A aspect impact of getting spent 10 years with restricted revenue in school and grad college, 6 of these right here in costly ass NYC, is that I eat of lot of low-cost sandwiches, regardless that I now have a pleasant Tech™ job. Whereas my sandwich consumption was fairly formidable pre-covid, sheltering in place cemented this staple in my weight loss program. I’m notably keen on peanut butter and banana sandwiches, having been launched to them as a baby by my maternal grandfather who ate them often.
I begin a peanut butter and banana sandwich by spreading peanut butter on two slices of bread. I then slice round slices of the banana, beginning on the finish of the banana, and place every slice on one of many items of bread till I’ve a single layer of banana slices. Each time I do that, the previous condensed matter physicist in me begins to twitch his eye. You see, I’ve this urge, this need, this want to maximise the packing fraction of the banana slices. That’s, I need to maximize the protection of the banana slices on the bread. Simply as bowl-form meals is ideal since you get each ingredient in each chunk, every chunk of my sandwich ought to yield the identical golden ratio of bread, peanut butter, and banana.

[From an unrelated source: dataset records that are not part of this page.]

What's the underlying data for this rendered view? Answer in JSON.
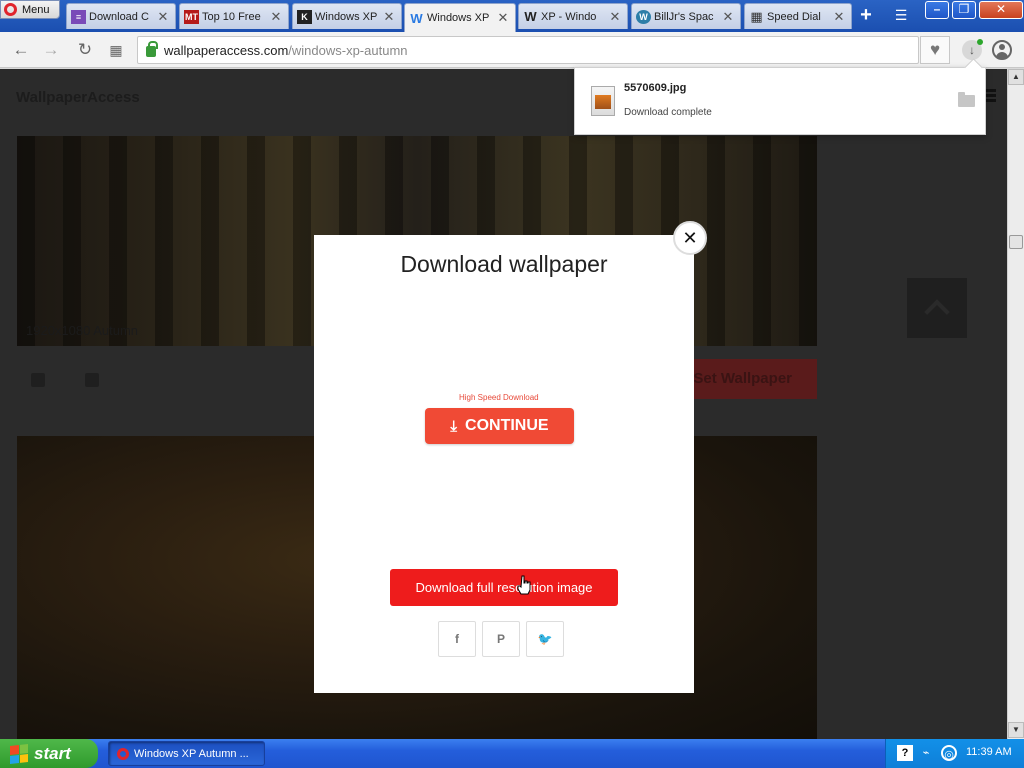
{
  "browser": {
    "menu_label": "Menu",
    "tabs": [
      {
        "label": "Download C",
        "icon": "page-icon"
      },
      {
        "label": "Top 10 Free",
        "icon": "mt-icon"
      },
      {
        "label": "Windows XP",
        "icon": "k-icon"
      },
      {
        "label": "Windows XP",
        "icon": "wallpaperaccess-icon"
      },
      {
        "label": "XP - Windo",
        "icon": "wikipedia-icon"
      },
      {
        "label": "BillJr's Spac",
        "icon": "wordpress-icon"
      },
      {
        "label": "Speed Dial",
        "icon": "speed-dial-icon"
      }
    ],
    "url_host": "wallpaperaccess.com",
    "url_path": "/windows-xp-autumn"
  },
  "download_popup": {
    "filename": "5570609.jpg",
    "status": "Download complete"
  },
  "site": {
    "logo": "WallpaperAccess",
    "resolution_label": "1920x1080 Autumn",
    "set_wallpaper_label": "Set Wallpaper"
  },
  "modal": {
    "title": "Download wallpaper",
    "high_speed_label": "High Speed Download",
    "continue_label": "CONTINUE",
    "full_resolution_label": "Download full resolution image"
  },
  "taskbar": {
    "start_label": "start",
    "task_label": "Windows XP Autumn ...",
    "clock": "11:39 AM"
  },
  "colors": {
    "continue_button": "#f04a35",
    "full_resolution_button": "#ee1c1c",
    "taskbar": "#245edb",
    "start_button": "#2f9a2c"
  }
}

Should you had been a machine studying mannequin (or my spouse), then you definitely would inform me to only minimize lengthy rectangular strips alongside the lengthy axis of the banana, however I’m not a sociopath. If life had been easy, then the banana slices could be good circles of equal diameter, and we might coast alongside trying up optimum configurations on packomania. However alas, life is just not easy. We’re in the course of a world pandemic, and banana slices are elliptical with various measurement.
So, how can we make optimum peanut butter and banana sandwiches? It’s actually fairly easy. You are taking an image of your banana and bread, go the picture by way of a deep studying mannequin to find mentioned gadgets, do some nonlinear curve becoming to the banana, remodel to polar coordinates and “slice” the banana alongside the fitted curve, flip these slices into elliptical polygons, and feed the polygons and bread “field” right into a 2D nesting algorithm.
You will have seen that I supposedly began this challenge within the Spring, and it’s now August. Like most fool engineers, I had no concept how difficult this silly challenge was going to be, however time’s meaningless in quarantine, so right here we’re. And right here you might be! As a result of I made a pip installable python bundle nannernest if you wish to optimize your personal sandwiches, and I’m going to spend the remainder of this publish describing how this entire godforsaken factor works.
Sandwich Segmentation
I do know that deep studying has been correctly commoditized when the simplest a part of this challenge was figuring out each pixel that belongs to a banana or slice of bread in a picture. Significantly, this step was tremendous simple. I used a pretrained Masks-RCNN torchvision mannequin with a Resnet spine. The mannequin was pretrained on the COCO dataset, and fortunately the dataset has “banana” as segmentation class, together with “sandwich” and “cake” which had been shut sufficient classes for appropriate detection of most slices of bread.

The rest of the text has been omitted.